NATIVE DESERT BIGHORN SHEEP (OVIS CANADENSIS) roamed Carlsbad Caverns when it became a national monument in 1923 and seven years later when the Congress designated the area, a national park. However, in the 1940s a combination of excessive hunting, competition with other species, and diseases introduced by domestic livestock resulted in elimination of bighorn sheep from the park (New Mexico Department of Game and Fish 2003). At the same time, a private ranching operation in the Hondo Valley of New Mexico, northeast of the Guadalupe Mountains, introduced Barbary sheep (Ammotragus lervia), a native of arid environments in northern Africa. Animals from this ranch began escaping into the countryside in 1943. By 1950, the New Mexico Department of Game and Fish had introduced Barbary sheep into several areas of the state with the intent that this drought-resistant exotic might be a desirable substitute for New Mexico’s beleaguered native bighorn sheep in areas that the desert bighorn did not inhabit or from which they had been extirpated (Ogren 1965). In 1959, Barbary sheep were first recorded in Carlsbad Caverns National Park (Laing 2003).

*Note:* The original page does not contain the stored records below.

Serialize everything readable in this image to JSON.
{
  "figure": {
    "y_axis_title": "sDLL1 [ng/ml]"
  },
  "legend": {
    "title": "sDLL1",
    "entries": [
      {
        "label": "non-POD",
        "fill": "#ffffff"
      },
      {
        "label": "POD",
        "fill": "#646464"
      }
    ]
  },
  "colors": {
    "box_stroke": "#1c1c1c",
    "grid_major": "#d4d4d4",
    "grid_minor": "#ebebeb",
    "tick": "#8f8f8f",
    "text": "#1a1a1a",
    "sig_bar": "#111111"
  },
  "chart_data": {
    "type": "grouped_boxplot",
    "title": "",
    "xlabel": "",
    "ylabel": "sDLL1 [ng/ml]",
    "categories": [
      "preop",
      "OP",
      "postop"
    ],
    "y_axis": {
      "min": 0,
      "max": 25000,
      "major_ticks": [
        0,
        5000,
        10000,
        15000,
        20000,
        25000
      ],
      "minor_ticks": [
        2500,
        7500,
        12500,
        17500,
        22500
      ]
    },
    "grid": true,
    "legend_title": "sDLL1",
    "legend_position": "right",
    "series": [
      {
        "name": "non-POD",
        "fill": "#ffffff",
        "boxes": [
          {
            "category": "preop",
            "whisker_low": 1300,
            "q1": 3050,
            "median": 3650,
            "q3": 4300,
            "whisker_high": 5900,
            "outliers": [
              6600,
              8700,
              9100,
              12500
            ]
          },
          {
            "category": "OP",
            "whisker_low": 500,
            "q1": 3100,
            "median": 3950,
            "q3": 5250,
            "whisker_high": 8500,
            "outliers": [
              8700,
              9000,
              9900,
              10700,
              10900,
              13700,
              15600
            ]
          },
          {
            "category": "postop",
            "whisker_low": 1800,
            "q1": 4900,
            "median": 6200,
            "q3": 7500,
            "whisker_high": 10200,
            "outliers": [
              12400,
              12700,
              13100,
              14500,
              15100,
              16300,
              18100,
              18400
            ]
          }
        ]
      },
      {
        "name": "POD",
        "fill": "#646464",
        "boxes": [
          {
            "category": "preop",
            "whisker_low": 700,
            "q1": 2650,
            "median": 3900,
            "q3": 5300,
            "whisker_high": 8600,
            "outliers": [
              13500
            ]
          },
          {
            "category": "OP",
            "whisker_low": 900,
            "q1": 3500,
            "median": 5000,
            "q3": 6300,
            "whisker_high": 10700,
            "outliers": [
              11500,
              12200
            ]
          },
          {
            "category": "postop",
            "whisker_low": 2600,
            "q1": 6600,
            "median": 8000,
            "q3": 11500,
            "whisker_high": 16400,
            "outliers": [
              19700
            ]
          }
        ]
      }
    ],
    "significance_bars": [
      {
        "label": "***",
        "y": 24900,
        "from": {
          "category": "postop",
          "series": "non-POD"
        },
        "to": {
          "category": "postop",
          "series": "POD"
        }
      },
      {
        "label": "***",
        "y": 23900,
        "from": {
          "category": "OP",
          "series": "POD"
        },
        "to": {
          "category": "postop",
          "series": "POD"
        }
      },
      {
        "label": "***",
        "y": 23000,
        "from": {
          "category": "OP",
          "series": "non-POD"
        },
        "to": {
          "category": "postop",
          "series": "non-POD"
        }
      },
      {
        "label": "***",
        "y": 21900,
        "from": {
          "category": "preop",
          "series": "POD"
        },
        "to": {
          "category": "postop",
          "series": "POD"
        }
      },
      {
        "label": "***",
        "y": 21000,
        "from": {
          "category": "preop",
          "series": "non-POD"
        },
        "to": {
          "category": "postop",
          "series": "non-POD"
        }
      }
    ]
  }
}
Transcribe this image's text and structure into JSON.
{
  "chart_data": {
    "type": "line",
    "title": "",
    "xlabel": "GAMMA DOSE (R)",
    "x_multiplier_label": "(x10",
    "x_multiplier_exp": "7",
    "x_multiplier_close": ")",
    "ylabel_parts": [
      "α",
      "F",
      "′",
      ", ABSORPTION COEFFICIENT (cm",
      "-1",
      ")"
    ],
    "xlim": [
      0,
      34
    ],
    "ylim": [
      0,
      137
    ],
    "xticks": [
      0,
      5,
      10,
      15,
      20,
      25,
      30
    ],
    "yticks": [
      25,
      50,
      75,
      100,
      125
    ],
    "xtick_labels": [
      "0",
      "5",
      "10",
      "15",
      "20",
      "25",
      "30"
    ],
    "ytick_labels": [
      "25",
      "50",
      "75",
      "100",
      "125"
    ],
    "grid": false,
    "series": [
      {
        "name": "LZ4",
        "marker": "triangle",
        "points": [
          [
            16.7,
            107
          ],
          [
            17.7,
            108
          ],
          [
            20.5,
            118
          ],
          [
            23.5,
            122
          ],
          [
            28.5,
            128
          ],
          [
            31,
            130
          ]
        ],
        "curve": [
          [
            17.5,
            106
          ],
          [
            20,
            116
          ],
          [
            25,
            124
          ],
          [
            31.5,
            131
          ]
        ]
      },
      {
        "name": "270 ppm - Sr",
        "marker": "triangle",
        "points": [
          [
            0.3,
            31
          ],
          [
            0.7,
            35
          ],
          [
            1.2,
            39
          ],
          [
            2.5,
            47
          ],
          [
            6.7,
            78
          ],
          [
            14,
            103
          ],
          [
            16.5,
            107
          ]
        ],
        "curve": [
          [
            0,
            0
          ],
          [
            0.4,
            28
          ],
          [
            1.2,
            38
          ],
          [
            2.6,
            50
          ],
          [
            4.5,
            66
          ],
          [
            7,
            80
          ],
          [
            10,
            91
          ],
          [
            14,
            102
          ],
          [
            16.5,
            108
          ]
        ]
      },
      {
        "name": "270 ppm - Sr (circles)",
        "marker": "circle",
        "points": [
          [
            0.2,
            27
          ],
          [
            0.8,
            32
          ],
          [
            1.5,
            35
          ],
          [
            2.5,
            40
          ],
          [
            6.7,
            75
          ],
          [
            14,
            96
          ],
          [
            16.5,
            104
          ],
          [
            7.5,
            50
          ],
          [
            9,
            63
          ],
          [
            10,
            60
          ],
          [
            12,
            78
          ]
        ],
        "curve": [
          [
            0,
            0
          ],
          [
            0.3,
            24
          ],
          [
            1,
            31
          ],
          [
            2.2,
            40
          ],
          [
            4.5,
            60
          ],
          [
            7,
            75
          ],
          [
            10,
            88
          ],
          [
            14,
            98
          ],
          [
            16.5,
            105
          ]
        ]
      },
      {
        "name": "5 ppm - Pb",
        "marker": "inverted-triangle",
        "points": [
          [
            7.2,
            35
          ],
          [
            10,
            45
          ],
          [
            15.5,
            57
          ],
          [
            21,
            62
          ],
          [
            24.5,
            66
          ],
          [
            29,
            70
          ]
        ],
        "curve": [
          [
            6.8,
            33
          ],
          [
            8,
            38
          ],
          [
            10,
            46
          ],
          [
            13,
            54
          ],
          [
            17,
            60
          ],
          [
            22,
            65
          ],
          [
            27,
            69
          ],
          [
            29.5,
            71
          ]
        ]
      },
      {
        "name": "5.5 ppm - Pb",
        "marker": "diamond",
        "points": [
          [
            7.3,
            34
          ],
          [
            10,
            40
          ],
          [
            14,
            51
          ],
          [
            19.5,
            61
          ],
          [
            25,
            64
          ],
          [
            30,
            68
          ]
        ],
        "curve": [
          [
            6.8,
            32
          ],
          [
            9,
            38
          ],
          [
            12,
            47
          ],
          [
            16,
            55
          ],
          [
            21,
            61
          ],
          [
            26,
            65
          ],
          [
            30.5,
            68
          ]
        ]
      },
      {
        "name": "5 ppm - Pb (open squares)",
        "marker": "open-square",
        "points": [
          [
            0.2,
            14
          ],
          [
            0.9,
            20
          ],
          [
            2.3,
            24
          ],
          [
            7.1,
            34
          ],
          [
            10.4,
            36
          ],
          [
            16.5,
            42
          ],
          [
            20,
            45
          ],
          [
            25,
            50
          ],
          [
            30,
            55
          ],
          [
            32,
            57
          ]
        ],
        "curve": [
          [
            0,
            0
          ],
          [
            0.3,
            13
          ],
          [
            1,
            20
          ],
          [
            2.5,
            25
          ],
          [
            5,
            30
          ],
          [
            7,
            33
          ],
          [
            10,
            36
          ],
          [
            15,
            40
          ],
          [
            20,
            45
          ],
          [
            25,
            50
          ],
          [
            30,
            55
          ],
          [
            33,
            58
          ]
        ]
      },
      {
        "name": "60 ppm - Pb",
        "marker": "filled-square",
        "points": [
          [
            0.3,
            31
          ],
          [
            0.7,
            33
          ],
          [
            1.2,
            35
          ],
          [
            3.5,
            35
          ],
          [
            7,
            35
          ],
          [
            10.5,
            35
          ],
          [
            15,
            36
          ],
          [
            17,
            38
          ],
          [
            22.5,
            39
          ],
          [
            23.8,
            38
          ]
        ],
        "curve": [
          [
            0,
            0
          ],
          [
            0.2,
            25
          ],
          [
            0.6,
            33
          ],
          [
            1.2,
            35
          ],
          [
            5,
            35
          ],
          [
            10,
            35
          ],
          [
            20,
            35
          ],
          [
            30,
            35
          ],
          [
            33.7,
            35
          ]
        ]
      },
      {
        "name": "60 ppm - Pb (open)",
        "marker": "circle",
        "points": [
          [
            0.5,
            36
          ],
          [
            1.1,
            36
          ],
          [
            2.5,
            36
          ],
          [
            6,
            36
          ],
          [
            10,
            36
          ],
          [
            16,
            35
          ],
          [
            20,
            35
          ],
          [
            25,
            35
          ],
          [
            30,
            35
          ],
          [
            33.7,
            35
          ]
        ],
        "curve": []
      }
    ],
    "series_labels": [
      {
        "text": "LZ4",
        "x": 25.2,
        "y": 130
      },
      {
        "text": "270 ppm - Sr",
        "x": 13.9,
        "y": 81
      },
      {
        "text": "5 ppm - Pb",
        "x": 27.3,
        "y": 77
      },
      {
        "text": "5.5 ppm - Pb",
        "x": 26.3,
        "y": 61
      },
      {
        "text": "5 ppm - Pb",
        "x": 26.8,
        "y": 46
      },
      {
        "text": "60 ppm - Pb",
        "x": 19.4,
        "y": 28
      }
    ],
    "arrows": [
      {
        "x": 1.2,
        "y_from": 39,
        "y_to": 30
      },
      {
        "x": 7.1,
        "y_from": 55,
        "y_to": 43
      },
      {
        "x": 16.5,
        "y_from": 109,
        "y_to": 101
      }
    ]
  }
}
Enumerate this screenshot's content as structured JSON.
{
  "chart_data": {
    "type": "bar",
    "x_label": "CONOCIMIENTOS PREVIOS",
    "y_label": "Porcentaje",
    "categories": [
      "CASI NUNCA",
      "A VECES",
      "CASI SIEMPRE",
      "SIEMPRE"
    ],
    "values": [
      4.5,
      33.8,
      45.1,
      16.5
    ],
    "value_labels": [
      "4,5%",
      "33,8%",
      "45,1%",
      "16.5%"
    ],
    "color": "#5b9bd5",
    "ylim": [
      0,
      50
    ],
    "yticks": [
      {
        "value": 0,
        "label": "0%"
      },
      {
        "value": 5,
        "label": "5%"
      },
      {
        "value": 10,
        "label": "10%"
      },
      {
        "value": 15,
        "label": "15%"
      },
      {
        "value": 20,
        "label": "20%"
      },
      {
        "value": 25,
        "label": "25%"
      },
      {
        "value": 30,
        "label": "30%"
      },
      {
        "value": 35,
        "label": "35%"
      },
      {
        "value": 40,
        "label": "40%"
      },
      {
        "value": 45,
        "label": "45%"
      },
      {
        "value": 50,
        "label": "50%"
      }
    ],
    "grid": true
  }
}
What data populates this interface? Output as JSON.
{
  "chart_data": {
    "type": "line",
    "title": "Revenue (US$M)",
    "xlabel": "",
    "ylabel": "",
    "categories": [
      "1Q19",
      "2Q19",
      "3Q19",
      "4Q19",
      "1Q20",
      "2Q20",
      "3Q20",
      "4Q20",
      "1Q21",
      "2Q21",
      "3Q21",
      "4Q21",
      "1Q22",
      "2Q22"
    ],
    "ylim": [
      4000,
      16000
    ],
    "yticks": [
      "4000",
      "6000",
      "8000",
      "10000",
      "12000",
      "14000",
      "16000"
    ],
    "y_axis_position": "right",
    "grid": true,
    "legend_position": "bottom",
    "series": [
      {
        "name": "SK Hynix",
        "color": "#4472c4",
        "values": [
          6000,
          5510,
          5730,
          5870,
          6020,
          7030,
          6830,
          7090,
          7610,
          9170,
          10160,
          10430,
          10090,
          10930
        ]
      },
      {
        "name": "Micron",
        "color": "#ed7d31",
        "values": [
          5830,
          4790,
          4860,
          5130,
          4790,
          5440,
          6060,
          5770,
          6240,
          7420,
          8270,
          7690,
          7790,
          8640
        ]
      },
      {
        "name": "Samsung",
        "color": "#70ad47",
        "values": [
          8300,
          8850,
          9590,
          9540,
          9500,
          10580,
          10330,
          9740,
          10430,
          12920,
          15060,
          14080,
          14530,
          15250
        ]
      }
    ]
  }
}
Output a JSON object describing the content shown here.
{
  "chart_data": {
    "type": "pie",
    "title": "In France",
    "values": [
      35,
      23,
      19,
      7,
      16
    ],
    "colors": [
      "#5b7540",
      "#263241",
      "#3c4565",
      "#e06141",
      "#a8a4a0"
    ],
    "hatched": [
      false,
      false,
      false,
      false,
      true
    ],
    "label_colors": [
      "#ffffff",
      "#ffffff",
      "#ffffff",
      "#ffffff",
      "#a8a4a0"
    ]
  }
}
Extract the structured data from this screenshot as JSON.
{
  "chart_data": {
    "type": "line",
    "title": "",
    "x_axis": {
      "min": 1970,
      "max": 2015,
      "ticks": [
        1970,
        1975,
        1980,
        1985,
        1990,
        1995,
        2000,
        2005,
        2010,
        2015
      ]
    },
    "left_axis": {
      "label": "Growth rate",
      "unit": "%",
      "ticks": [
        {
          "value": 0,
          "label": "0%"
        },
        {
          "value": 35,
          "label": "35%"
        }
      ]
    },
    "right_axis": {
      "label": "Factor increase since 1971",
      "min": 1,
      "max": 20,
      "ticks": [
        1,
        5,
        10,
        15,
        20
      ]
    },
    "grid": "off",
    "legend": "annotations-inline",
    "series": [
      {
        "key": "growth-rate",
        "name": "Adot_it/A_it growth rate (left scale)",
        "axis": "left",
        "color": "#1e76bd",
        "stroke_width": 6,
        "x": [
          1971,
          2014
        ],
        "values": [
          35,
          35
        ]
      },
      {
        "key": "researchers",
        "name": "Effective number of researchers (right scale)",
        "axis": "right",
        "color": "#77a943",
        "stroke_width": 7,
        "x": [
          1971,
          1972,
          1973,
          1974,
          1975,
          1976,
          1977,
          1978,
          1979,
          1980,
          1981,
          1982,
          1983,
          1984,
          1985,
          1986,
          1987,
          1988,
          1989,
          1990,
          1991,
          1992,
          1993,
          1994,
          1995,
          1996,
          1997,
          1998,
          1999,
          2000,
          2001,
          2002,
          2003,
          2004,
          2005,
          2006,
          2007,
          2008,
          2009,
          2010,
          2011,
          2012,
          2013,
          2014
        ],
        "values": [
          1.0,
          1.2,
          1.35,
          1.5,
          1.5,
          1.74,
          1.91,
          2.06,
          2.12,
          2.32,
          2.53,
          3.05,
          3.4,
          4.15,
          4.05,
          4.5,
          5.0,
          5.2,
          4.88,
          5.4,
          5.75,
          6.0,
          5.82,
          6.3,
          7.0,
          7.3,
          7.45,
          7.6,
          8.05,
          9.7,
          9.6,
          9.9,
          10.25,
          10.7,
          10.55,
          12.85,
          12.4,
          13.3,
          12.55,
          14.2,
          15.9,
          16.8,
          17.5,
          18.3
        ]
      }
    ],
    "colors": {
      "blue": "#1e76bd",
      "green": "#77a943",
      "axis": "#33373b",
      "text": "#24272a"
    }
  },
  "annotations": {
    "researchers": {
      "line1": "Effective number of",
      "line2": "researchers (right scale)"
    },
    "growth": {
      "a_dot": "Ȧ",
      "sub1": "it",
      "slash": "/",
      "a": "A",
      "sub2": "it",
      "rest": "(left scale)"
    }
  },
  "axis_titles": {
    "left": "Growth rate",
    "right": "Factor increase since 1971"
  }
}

Resource managers at Carlsbad Caverns National Park suspect that the founders of the park’s exotic herd were escaped sheep from the Hondo Valley ranch. In 2004, they conducted an inventory of the three species of ungulates that inhabit the park: two native—mule deer (Odocoileus hemionus) and collared peccary (Pecari tajacu angulatus), and one nonnative—Barbary sheep (figs. 1–3). A long-term goal of the National Park Service is to reestablish bighorn sheep in Carlsbad Caverns National Park and Guadalupe Mountains National Park (Texas), to the southwest of Carlsbad Caverns (fig. 4, below). Managers at both parks are investigating the possibility of eliminating Barbary sheep and restoring desert bighorn. Results of this survey provide a baseline from which to evaluate the removal of Barbary sheep from, and the restoration of desert bighorn sheep to, Carlsbad Caverns National Park (New Mexico Department of Game and Fish 2003).

Figure 4. Carlsbad Caverns (New Mexico) and Guadalupe Mountains (Texas) national parks were once home to native bighorn sheep. The National Park Service is studying the potential for restoring this species, which has been displaced by introduced Barbary sheep.
“Resource managers … suspect that the founders of the park’s exotic herd were escaped sheep from the Hondo Valley ranch.”